The issue before us, therefore, is whether the Massachusetts court custody order substantially complies with the terms of the UCCJA. Under G.S. § 50A-3(a)(1), a state has subject matter jurisdiction and may properly decide child custody matters if the state "... (ii) had been the child's home state within six months before commencement of the proceeding and the child is absent from this State because of the child's removal or retention by a person claiming the child's custody or for other reasons, and a parent or person acting as parent continues to live in this State...." The facts clearly show that defendant's children were residents of Massachusetts until he took them to North Carolina in September of 1982, and that the plaintiff remained in Massachusetts. The Massachusetts courts, therefore, had subject matter jurisdiction under G.S. § 50A-3 to enter a valid child custody order.

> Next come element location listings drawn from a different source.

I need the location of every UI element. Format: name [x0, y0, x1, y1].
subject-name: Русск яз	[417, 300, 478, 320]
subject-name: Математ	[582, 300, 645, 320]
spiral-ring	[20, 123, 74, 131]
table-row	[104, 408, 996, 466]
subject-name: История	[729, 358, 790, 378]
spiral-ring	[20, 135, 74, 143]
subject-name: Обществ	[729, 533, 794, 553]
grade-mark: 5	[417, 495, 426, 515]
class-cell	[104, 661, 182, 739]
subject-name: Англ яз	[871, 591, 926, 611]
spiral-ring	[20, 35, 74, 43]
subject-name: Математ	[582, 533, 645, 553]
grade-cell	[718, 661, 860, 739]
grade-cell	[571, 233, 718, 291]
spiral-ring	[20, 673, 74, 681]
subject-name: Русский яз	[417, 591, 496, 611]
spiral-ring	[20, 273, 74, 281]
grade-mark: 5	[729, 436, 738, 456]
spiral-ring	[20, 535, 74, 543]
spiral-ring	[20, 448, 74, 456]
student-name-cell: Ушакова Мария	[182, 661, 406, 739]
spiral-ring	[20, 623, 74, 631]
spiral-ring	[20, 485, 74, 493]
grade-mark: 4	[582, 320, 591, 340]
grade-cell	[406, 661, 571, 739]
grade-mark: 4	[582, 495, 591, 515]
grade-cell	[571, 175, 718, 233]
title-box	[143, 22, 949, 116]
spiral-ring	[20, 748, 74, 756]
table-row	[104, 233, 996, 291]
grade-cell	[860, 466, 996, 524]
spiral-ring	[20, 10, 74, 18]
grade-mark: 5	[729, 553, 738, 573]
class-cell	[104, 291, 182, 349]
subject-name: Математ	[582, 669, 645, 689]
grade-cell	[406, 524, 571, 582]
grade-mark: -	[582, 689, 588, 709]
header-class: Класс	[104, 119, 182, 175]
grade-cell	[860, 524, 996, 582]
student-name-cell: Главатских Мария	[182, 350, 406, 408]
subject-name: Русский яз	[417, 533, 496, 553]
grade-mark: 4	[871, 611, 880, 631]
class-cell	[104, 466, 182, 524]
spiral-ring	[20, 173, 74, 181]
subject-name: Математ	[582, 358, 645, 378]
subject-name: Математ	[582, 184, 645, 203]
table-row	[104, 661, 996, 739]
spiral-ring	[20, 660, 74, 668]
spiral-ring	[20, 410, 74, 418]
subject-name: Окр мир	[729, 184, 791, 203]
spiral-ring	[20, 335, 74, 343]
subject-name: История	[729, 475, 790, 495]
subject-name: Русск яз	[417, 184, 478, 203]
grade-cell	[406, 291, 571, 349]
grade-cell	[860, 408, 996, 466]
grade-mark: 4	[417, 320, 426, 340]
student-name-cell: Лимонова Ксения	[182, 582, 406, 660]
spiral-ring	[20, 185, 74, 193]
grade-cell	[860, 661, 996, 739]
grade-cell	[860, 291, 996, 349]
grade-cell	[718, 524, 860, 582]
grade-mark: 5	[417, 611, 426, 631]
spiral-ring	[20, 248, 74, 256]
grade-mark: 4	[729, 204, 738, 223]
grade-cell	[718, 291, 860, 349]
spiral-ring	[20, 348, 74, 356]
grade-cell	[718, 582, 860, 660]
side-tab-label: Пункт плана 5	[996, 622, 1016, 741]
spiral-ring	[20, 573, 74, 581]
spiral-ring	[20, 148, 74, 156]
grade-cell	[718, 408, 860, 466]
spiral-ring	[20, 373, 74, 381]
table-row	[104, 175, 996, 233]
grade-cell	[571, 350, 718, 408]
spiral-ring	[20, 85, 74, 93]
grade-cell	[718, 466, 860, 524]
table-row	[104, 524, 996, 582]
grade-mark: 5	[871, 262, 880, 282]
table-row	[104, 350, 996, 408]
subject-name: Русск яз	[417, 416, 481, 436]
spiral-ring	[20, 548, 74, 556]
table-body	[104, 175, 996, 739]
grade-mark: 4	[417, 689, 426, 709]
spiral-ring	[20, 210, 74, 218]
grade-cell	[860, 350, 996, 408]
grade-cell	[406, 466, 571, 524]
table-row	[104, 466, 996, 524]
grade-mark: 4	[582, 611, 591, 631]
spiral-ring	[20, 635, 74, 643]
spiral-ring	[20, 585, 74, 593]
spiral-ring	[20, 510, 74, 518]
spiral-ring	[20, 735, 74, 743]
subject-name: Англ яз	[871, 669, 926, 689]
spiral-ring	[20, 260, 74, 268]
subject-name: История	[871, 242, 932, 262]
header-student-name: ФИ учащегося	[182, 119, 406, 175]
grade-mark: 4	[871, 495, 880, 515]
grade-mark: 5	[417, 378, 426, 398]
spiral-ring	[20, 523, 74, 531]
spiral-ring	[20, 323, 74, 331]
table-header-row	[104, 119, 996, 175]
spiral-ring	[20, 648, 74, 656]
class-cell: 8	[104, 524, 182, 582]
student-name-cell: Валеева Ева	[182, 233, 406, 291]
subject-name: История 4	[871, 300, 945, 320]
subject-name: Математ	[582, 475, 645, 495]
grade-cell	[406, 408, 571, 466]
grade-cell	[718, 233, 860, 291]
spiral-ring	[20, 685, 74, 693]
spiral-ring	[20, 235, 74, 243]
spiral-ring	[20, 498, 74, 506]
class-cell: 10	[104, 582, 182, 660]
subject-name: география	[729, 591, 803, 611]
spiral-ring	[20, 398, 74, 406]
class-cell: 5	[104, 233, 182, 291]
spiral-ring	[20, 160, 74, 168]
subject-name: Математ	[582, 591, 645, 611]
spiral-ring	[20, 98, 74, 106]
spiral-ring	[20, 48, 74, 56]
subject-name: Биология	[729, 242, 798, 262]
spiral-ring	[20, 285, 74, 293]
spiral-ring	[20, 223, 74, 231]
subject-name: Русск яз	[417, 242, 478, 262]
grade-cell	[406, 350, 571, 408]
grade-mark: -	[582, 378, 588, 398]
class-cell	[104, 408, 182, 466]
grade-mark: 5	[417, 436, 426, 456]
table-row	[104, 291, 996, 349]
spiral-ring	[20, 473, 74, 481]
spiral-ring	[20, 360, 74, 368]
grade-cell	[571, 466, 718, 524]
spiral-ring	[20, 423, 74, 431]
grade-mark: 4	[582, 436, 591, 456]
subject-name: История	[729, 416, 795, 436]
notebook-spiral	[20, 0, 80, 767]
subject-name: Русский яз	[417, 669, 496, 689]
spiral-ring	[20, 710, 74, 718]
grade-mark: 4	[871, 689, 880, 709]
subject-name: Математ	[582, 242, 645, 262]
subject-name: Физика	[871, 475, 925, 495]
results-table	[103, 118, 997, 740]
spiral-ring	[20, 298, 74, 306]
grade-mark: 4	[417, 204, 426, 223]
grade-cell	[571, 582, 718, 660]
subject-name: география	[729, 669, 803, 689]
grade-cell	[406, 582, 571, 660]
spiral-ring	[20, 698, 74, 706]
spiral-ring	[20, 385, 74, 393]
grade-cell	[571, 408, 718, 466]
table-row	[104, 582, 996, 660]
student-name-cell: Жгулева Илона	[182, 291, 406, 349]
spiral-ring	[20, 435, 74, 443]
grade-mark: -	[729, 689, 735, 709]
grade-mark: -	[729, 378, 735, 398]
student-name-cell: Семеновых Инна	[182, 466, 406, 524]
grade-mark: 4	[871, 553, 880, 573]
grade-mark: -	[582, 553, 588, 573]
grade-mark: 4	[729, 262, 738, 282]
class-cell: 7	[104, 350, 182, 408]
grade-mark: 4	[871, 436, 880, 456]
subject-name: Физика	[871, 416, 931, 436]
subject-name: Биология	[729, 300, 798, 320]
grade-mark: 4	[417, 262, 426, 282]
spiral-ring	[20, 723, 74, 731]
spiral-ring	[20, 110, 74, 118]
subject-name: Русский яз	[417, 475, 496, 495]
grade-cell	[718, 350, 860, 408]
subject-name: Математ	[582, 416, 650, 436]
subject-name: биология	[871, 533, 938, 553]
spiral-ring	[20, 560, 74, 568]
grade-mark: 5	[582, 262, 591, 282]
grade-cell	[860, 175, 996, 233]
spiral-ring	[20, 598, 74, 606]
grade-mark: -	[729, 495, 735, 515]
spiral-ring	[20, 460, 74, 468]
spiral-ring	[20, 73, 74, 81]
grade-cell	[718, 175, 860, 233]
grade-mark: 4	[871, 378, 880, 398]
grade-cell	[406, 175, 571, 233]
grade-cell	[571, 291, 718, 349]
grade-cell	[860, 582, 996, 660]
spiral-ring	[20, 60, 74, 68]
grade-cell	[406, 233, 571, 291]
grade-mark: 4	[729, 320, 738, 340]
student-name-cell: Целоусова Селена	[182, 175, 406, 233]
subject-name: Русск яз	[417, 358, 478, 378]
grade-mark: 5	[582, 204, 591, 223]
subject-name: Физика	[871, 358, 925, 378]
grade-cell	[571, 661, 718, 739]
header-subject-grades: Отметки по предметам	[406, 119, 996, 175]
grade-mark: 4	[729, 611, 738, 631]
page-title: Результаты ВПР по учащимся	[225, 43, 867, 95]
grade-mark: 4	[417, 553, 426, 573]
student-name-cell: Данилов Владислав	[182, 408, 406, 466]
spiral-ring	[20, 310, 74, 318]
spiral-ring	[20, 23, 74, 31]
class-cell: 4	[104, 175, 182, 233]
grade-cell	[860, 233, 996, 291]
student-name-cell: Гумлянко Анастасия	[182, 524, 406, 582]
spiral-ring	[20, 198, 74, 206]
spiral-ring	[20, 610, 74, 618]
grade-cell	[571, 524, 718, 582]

We find, however, that the Massachusetts court did not comply with the notice provisions of G.S. §§ 50A-4 and -5 and therefore did not obtain personal jurisdiction over defendant. Under G.S. § 50A-4, "[b]efore making a decree under this Chapter reasonable notice and opportunity to be heard shall be given to the contestants, any parent whose parental rights have not been previously terminated, and any person who has physical custody of the child." Defendant clearly had a right to notice under the Act before the Massachusetts court entered its temporary order. The Massachusetts order also fails to meet the requirements of G.S. § 50A-5, which provides that the notice required under G.S. § 50A-4 "shall be given in a manner reasonably calculated to give actual notice and *300 shall be served in the same manner as the manner of service of process set out in G.S. 1A-1, Rule 4...." Plaintiff concedes that defendant was not served with process pursuant to Rule 4 of the Rules of Civil Procedure. It is clear that "[s]trict compliance with sections 4 and 5 is essential for ... a custody decree[`s] ... recognition and enforcement in other states under sections 12, 13 and 15." 9 U.L.A.Mat., Fam. & H.Laws, supra. While the Massachusetts court's failure to obtain personal jurisdiction over defendant requires us to reverse the trial court's order, we commend the trial court's efforts to comply with the spirit of the UCCJA, by discouraging unilateral removals of children from their custodial parent. Because we hold that the trial court's order must be reversed, we need not reach defendant's other assignments of error.
Reversed.
ARNOLD and BRASWELL, JJ., concur.
NOTES
[1] § 50-13.5(d)(2) If the circumstances of the case render it appropriate, upon gaining jurisdiction of the minor child the court may enter orders for the temporary custody and support of the child, pending the service of process or notice as herein provided.